The following season suggested that perhaps the club had come to a similar conclusion, with appearances mainly restricted to substitute cameos, as Keegan sought to drive his time across that extra yard that separates the winners and the runners-up. Asprilla’s four goals in 14 league appearances may have been largely defined by his role arriving mainly from the bench into games, but it also failed to add much to the club’s fortunes. Newcastle again finished behind Ferguson’s trophy winning red machine, with the gap now growing to seven points. In Europe however, the club’s Uefa Cup run offered greater playing opportunities and Asprilla’s five goals in six appearances offered both a tantalising and somewhat infuriating glimpse of what he could deliver when on song. If only the club could find the ‘Toon tune’ for him. Newcastle tumbled out in the quarter-finals, but circumstances would offer Asprilla a bigger opportunity domestically in the new term. Could he, would he, take it?

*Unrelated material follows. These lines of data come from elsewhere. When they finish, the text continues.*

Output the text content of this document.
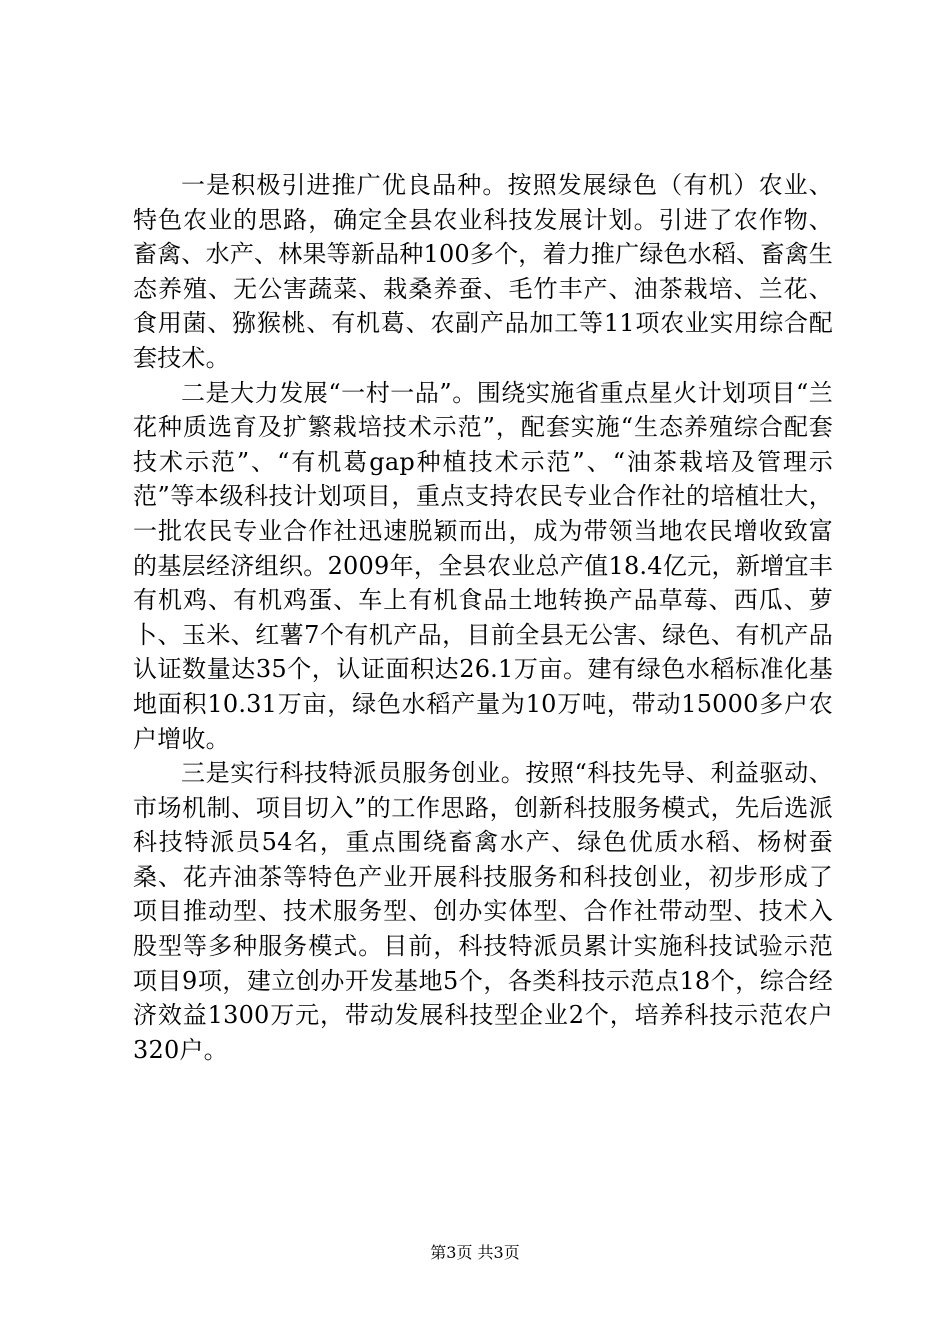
一是积极引进推广优良品种。按照发展绿色（有机）农业、特色农业的思路，确定全县农业科技发展计划。引进了农作物、畜禽、水产、林果等新品种100多个，着力推广绿色水稻、畜禽生态养殖、无公害蔬菜、栽桑养蚕、毛竹丰产、油茶栽培、兰花、食用菌、猕猴桃、有机葛、农副产品加工等11项农业实用综合配套技术。

二是大力发展“一村一品”。围绕实施省重点星火计划项目“兰花种质选育及扩繁栽培技术示范”，配套实施“生态养殖综合配套技术示范”、“有机葛gap种植技术示范”、“油茶栽培及管理示范”等本级科技计划项目，重点支持农民专业合作社的培植壮大，一批农民专业合作社迅速脱颖而出，成为带领当地农民增收致富的基层经济组织。2009年，全县农业总产值18.4亿元，新增宜丰有机鸡、有机鸡蛋、车上有机食品土地转换产品草莓、西瓜、萝卜、玉米、红薯7个有机产品，目前全县无公害、绿色、有机产品认证数量达35个，认证面积达26.1万亩。建有绿色水稻标准化基地面积10.31万亩，绿色水稻产量为10万吨，带动15000多户农户增收。

三是实行科技特派员服务创业。按照“科技先导、利益驱动、市场机制、项目切入”的工作思路，创新科技服务模式，先后选派科技特派员54名，重点围绕畜禽水产、绿色优质水稻、杨树蚕桑、花卉油茶等特色产业开展科技服务和科技创业，初步形成了项目推动型、技术服务型、创办实体型、合作社带动型、技术入股型等多种服务模式。目前，科技特派员累计实施科技试验示范项目9项，建立创办开发基地5个，各类科技示范点18个，综合经济效益1300万元，带动发展科技型企业2个，培养科技示范农户320户。

第3页 共3页
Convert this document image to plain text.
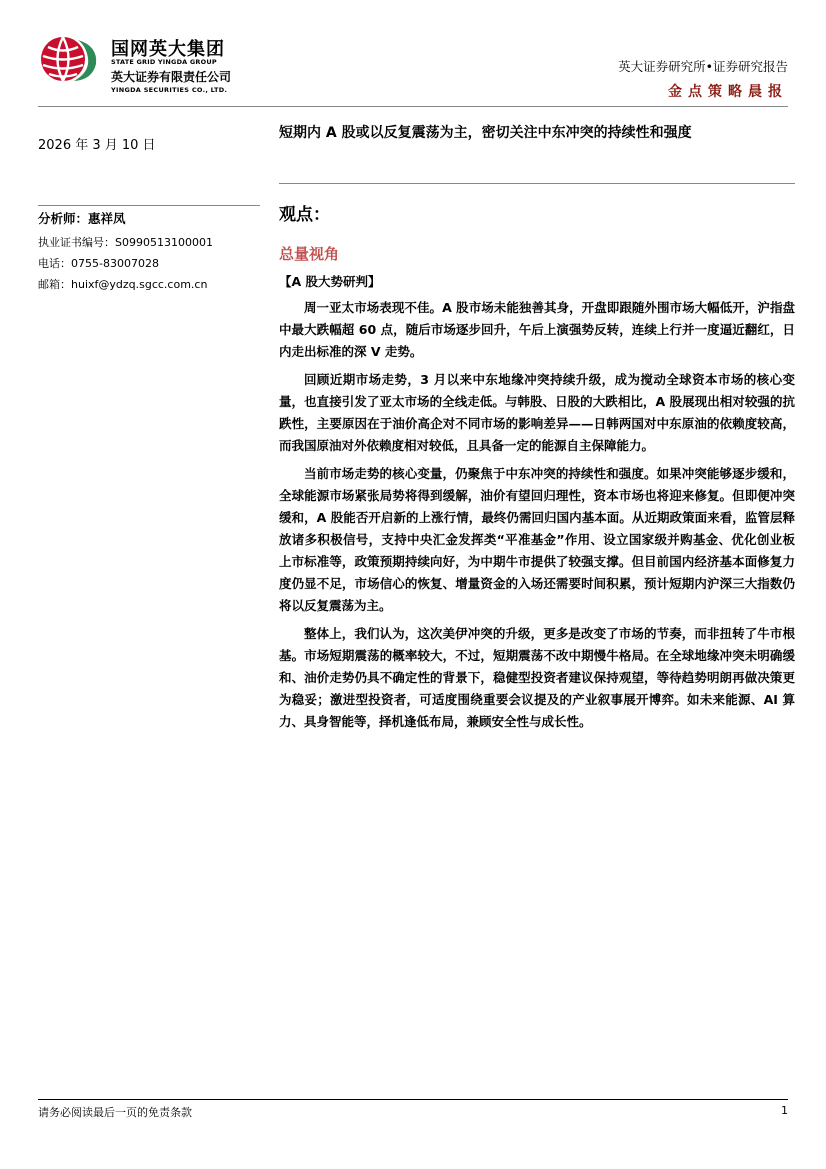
国网英大集团
STATE GRID YINGDA GROUP
英大证券有限责任公司
YINGDA SECURITIES CO., LTD.
英大证券研究所•证券研究报告
金点策略晨报
2026 年 3 月 10 日
分析师：惠祥凤
执业证书编号：S0990513100001
电话：0755-83007028
邮箱：huixf@ydzq.sgcc.com.cn
短期内 A 股或以反复震荡为主，密切关注中东冲突的持续性和强度
观点：
总量视角
【A 股大势研判】

周一亚太市场表现不佳。A 股市场未能独善其身，开盘即跟随外围市场大幅低开，沪指盘中最大跌幅超 60 点，随后市场逐步回升，午后上演强势反转，连续上行并一度逼近翻红，日内走出标准的深 V 走势。

回顾近期市场走势，3 月以来中东地缘冲突持续升级，成为搅动全球资本市场的核心变量，也直接引发了亚太市场的全线走低。与韩股、日股的大跌相比，A 股展现出相对较强的抗跌性，主要原因在于油价高企对不同市场的影响差异——日韩两国对中东原油的依赖度较高，而我国原油对外依赖度相对较低，且具备一定的能源自主保障能力。

当前市场走势的核心变量，仍聚焦于中东冲突的持续性和强度。如果冲突能够逐步缓和，全球能源市场紧张局势将得到缓解，油价有望回归理性，资本市场也将迎来修复。但即便冲突缓和，A 股能否开启新的上涨行情，最终仍需回归国内基本面。从近期政策面来看，监管层释放诸多积极信号，支持中央汇金发挥类“平准基金”作用、设立国家级并购基金、优化创业板上市标准等，政策预期持续向好，为中期牛市提供了较强支撑。但目前国内经济基本面修复力度仍显不足，市场信心的恢复、增量资金的入场还需要时间积累，预计短期内沪深三大指数仍将以反复震荡为主。

整体上，我们认为，这次美伊冲突的升级，更多是改变了市场的节奏，而非扭转了牛市根基。市场短期震荡的概率较大，不过，短期震荡不改中期慢牛格局。在全球地缘冲突未明确缓和、油价走势仍具不确定性的背景下，稳健型投资者建议保持观望，等待趋势明朗再做决策更为稳妥；激进型投资者，可适度围绕重要会议提及的产业叙事展开博弈。如未来能源、AI 算力、具身智能等，择机逢低布局，兼顾安全性与成长性。

请务必阅读最后一页的免责条款	1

With Alan Shearer absent early on, thanks to a pre-season injury, and Les Ferdinand moved on to Tottenham, the gap was there. Newcastle paired Asprilla with the young Dane, Jon Dahl Tomasson, as the strike pair. In what was a profoundly disappointing season all round though, the club struggled with the absences, and the new striking tandem seemed to be anything but the ideal answer. Given their attempts to climb the summit over the past two terms, a miserable mid-table position at the end of the season was borderline disastrous. By then, Tino Asprilla was gone.
In typical Asprilla fashion, his last term with the club would also encompass the achievement he is most remembered for. In a Champions League group game, the might of Barcelona visited St James Park on 17 September. It was the sort of encounter that fired up the Colombian and he delivered a virtuoso performance, nailing a hat-trick against the Catalans in a famous 3-2 victory. Again, it was merely a performance as outstanding as it was rare. They were his final goals for the club. By the end of January, Newcastle accepted a reported £6 million offer, and Asprilla returned to Parma.

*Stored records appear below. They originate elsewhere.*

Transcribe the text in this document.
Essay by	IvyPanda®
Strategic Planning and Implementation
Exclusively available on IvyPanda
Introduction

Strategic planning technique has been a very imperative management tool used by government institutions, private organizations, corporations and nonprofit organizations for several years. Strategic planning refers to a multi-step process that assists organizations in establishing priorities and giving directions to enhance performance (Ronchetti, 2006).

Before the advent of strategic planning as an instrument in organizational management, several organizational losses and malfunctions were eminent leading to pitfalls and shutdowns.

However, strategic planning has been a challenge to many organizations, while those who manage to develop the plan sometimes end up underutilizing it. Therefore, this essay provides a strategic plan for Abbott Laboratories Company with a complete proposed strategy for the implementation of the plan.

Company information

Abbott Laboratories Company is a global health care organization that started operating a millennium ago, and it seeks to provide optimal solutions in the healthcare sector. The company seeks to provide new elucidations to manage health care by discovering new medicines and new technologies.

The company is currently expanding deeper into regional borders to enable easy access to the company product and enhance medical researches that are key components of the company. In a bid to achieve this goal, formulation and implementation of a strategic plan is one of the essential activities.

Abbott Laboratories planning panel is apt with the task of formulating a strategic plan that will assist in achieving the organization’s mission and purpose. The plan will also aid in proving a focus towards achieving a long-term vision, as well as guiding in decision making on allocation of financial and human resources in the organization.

In the six years following the move, Asprilla would travel between eight different clubs across Italy, Brazil, Mexico, Chile, Argentina and Colombia, only once playing more than a dozen league fixtures at any club – the exception being the 13 games for Club Universidad de Chile – before retiring.

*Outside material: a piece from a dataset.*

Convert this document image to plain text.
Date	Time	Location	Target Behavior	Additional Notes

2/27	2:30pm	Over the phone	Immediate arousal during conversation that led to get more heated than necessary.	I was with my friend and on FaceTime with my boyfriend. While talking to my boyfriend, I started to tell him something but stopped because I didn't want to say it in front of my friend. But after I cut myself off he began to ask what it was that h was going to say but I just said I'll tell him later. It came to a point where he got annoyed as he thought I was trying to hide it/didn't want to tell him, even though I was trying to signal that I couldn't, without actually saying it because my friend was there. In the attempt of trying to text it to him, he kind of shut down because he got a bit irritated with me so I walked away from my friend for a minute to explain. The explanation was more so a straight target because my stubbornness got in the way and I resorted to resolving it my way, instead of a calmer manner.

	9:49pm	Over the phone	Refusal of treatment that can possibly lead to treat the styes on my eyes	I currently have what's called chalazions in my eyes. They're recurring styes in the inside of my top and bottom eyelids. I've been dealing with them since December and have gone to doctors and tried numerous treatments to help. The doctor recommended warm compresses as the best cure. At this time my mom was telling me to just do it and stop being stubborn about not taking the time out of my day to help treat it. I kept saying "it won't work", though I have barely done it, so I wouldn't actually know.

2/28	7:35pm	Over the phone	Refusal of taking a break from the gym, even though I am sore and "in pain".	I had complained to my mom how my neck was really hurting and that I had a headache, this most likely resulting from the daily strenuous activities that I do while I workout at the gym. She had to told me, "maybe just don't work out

In a shade under a half-century of league appearances for Newcastle United, Tino Asprilla scored nine goals, but also netted the same number in just 11 games in Europe. Did he find the repetitive grind of domestic football less than inspiring, and the glamorous allure of European competition more to his taste? If so, had he perhaps found playing league football at St James Park as attractive a proposition as acquiring female company in the city, things could have been so very different for Tino Asprilla – Newcastle’s maverick Colombian striker.